Ticket #56 (accepted bug)

Opened 8 years ago

Last modified 7 years ago

"nagare-admin -serve" silently exiting

Reported by: Hemml Owned by: apoirier
Priority: critical Component: nagare-admin
Version: 0.3.0 Keywords:
Cc:

Description

My application contains a hidden form which is submitted every second (for testing purposes) using javascript (emulating .click() event on "submit" button). After 20-40 minutes of such activity nagare-admin silently exiting without any error reporting.

My configuration file:

[application]
path = app BDB3
name = ""
debug = on

[database]
activated = on
uri =  postgresql+psycopg2://bdb3@localhost/bdb3
encoding = utf-8
metadata = BDB3.models:metadata
populate = BDB3.models:populate

Application was started using this command:

nagare-admin serve --reload BDB3

There were no changes in files at runtime (no reloads).

Change History

comment:1 Changed 8 years ago by Hemml

Form in the application was rendered using AsyncRenderer?

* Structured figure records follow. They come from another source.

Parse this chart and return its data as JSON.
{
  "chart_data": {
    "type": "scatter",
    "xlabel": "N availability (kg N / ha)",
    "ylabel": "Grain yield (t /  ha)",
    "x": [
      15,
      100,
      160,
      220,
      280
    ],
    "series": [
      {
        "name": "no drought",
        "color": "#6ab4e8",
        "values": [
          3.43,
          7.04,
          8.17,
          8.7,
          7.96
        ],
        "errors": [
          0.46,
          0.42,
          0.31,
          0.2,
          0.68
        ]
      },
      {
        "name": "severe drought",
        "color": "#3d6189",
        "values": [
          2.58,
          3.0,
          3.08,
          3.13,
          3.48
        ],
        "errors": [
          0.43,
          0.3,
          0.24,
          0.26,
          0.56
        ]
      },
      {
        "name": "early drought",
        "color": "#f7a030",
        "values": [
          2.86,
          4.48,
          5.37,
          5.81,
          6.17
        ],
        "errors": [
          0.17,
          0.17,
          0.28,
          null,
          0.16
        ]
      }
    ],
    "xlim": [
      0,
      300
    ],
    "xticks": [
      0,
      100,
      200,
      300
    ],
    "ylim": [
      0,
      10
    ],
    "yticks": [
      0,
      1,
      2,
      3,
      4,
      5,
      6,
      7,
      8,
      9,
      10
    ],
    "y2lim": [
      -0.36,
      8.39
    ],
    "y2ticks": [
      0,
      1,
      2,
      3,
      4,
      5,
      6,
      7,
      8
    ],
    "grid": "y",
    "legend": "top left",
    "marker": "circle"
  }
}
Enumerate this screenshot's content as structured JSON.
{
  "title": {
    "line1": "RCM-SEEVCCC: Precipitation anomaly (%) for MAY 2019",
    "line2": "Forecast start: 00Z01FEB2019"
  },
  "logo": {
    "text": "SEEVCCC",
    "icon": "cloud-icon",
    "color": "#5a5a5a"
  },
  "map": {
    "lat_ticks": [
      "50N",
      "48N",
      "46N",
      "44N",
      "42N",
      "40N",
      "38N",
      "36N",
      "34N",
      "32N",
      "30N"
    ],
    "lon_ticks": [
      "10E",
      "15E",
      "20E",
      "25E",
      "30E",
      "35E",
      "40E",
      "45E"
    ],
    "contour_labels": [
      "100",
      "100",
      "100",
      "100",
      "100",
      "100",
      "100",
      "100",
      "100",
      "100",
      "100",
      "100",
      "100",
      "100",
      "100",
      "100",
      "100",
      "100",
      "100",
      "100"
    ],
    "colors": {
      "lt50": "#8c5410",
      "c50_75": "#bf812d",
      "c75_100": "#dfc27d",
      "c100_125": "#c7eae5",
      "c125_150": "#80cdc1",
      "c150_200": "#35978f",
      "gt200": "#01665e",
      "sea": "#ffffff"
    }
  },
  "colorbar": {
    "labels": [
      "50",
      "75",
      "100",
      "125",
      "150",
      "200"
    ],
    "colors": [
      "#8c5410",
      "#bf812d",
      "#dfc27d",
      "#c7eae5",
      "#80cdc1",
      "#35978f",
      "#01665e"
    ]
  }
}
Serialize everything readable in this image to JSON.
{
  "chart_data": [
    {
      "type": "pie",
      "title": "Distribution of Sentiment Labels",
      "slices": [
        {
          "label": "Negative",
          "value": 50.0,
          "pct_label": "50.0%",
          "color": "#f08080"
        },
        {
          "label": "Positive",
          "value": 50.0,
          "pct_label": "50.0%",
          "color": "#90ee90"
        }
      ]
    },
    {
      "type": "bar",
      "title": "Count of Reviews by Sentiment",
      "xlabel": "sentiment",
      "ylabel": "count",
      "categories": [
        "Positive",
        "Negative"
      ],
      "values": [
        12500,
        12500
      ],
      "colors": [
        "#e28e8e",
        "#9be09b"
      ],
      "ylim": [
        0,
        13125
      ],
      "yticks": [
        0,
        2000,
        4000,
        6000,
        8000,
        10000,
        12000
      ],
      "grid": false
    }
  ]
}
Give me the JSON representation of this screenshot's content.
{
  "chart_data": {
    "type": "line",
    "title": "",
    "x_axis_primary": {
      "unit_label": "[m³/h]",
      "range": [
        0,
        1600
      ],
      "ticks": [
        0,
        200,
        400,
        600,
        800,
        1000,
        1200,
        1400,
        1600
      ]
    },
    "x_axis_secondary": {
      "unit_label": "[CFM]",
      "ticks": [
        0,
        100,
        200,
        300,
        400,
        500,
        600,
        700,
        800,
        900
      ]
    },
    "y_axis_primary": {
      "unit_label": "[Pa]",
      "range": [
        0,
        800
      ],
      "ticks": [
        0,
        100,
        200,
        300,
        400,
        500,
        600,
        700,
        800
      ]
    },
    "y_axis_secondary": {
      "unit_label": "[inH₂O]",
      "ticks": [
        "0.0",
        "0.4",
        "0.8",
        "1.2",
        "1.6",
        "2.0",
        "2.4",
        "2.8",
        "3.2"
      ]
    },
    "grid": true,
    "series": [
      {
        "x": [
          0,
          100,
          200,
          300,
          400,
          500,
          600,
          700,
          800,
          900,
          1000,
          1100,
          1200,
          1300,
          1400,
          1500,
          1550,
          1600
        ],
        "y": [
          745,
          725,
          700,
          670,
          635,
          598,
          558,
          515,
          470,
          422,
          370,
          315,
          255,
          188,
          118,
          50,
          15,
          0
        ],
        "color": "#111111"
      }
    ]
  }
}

comment:2 follow-up: ↓ 3 Changed 8 years ago by apoirier

  • Status changed from new to accepted

What is:

  • your OS ?
  • your Python version ?
  • the Nagare version ?

Is this problem always reproducible (i.e always an exit after 20-40 min) ?
Is your automatic form asynchronous submit the only activity ? Or do you have others sessions in parallel ?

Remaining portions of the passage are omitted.